36:28 – Imagine the look on all the wrestling purists’ faces when Hannah announced “Ted DiBiase” and ended up getting his less talented, less charismatic son. See, everybody has a price! Ha ha ha ha! And uh, yeah. DiBiase was one of the cheapest talents they could bring in for a guest appearance.
36:47 – Hannah: “The crowd loves you.” That’s a first.
This challenge is bunk. It exists on the premise that people are interested in watching sports. Therefore, people want to watch others play video games based on sports. It does not work that way. Even the realistic Madden can’t do it. Professional wrestling is about two people pretending to beat the crap out of each other while “telling a story”. WWE Smackdown! Versus RAW is about finding the cheapest move and abusing the hell out of it. All this Elimination Challenge™ has proven is that this was a terrible game to choose. And that Ted DiBiase can’t carry Joel Gourdin to passable commentary. Though I don’t know who that’s a reflection on. Wait, they’re playing the game? And they just finished? And Kat won?

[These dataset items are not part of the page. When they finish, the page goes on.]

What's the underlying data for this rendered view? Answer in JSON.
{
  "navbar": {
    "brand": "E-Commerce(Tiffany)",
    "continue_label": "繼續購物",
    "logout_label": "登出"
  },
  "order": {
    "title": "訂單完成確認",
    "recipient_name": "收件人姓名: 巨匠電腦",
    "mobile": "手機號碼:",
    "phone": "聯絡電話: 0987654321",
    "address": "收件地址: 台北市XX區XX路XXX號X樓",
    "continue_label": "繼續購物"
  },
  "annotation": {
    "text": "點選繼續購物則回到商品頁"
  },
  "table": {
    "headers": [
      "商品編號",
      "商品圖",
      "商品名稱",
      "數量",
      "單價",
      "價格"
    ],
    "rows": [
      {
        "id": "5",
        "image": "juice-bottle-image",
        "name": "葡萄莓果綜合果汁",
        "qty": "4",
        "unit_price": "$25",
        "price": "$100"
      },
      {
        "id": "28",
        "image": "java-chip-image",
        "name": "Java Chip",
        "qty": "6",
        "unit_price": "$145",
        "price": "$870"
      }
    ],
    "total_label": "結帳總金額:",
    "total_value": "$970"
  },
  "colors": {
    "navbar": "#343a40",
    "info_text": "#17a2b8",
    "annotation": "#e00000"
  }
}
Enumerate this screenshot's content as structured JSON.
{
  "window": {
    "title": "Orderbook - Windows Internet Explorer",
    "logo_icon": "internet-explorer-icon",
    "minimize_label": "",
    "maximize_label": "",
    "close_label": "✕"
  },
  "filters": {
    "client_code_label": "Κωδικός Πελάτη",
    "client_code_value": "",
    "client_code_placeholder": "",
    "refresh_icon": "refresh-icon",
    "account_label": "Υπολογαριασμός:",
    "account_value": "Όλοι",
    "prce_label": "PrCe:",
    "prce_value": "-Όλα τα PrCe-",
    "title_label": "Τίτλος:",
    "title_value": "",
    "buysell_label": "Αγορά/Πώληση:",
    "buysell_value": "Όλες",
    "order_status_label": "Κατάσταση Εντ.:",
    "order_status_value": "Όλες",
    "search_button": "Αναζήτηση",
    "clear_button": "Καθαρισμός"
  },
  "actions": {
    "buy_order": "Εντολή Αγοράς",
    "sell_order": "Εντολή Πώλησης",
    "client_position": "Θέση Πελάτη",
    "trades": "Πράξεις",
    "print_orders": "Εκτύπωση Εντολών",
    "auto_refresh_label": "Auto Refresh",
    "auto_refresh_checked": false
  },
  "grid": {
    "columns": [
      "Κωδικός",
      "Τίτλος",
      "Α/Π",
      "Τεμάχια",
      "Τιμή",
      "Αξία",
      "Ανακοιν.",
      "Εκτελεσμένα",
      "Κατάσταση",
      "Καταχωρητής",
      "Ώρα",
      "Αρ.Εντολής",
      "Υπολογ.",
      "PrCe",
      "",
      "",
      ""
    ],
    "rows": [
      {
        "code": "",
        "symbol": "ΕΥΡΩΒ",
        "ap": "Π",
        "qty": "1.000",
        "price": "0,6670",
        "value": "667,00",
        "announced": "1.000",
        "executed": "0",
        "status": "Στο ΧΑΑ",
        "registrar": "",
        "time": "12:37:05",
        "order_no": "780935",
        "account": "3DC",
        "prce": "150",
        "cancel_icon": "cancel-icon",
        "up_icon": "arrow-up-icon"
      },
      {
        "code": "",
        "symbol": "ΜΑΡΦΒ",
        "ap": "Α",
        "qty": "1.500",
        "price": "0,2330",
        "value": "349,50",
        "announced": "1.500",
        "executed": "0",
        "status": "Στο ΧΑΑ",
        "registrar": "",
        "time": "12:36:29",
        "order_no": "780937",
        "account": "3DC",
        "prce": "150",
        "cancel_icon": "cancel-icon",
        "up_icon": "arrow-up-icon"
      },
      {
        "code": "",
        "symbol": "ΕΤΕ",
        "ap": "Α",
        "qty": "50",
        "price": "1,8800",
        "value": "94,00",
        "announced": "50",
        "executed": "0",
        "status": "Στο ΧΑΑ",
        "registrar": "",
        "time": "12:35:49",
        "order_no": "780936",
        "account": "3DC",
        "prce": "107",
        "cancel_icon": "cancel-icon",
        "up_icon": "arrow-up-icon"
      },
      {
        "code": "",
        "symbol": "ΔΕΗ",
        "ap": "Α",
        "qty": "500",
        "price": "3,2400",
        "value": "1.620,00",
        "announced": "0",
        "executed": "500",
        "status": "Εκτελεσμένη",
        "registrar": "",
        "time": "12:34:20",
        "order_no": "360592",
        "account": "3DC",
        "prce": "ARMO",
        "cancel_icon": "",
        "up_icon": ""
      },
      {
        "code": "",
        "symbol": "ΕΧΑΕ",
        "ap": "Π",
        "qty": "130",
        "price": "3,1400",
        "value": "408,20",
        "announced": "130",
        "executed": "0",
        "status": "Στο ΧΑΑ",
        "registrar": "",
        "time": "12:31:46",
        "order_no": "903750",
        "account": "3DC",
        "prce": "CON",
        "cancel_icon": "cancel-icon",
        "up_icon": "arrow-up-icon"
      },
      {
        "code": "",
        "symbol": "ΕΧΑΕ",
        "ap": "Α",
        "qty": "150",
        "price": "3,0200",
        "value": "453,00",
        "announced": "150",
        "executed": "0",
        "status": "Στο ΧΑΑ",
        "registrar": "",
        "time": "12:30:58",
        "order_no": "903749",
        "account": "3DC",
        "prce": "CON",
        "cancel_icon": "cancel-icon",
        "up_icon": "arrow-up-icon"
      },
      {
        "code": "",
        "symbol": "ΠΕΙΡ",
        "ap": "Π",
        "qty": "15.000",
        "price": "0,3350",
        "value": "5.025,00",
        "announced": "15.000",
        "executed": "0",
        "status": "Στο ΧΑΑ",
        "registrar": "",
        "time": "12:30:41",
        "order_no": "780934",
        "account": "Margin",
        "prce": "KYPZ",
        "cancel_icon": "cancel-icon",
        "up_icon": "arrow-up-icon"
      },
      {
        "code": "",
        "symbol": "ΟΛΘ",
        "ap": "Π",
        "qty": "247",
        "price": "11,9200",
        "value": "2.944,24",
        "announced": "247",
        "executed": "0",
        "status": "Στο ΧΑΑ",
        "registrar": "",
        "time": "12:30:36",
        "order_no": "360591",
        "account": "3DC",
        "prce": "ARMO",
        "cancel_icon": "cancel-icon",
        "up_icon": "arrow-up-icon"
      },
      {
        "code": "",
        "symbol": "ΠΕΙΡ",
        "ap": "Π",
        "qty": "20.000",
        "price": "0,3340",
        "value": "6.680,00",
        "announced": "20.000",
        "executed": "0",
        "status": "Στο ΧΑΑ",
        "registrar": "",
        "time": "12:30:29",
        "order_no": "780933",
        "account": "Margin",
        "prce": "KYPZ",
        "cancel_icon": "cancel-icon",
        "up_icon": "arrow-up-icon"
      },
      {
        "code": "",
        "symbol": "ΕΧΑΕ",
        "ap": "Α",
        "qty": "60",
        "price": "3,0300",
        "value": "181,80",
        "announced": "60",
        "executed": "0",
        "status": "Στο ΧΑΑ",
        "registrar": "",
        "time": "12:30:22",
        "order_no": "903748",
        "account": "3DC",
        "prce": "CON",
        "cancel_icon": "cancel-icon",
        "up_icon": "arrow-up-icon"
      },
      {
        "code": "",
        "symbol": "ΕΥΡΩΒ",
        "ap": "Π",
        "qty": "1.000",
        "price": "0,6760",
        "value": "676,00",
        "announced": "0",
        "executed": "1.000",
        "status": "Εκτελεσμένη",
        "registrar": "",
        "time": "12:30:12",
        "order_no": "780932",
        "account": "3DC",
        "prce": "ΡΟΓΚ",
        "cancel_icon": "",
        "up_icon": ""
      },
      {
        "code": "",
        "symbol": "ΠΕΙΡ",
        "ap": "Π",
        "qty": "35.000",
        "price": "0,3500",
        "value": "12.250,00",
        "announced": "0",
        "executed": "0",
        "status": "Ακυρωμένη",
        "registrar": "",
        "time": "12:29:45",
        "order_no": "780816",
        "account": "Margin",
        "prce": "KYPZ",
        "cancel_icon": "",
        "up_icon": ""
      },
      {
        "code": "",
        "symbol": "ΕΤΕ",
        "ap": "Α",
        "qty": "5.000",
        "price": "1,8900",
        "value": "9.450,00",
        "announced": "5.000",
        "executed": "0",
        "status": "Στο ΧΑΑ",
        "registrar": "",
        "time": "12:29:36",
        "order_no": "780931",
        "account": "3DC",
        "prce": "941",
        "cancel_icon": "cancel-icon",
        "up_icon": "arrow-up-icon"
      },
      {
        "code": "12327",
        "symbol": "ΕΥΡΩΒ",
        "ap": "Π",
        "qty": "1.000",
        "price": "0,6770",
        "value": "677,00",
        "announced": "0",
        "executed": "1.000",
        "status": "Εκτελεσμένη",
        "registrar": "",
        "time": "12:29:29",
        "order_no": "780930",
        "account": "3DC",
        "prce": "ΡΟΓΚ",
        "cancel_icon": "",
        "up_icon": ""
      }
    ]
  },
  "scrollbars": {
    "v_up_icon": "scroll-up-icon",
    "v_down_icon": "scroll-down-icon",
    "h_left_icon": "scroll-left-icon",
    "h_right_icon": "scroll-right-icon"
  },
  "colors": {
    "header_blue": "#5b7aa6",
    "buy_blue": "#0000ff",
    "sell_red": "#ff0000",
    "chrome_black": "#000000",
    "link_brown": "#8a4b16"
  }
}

42:00 – Joel: “The Edge wins!” His name is Edge. Not The Edge. God dammit so much.
Don’t worry, Faye. You’ve exposed your talents to a national audience. Your prize? A bunch of fat, overweight slobs will stalk you across the internet and expose themselves to you. Congratulations. Even when you lost, you…yeah, you lost.
Two Caesars out of five. I don’t know what that means. I just thought the picture was funny. Know what I’m sayin? WORD!?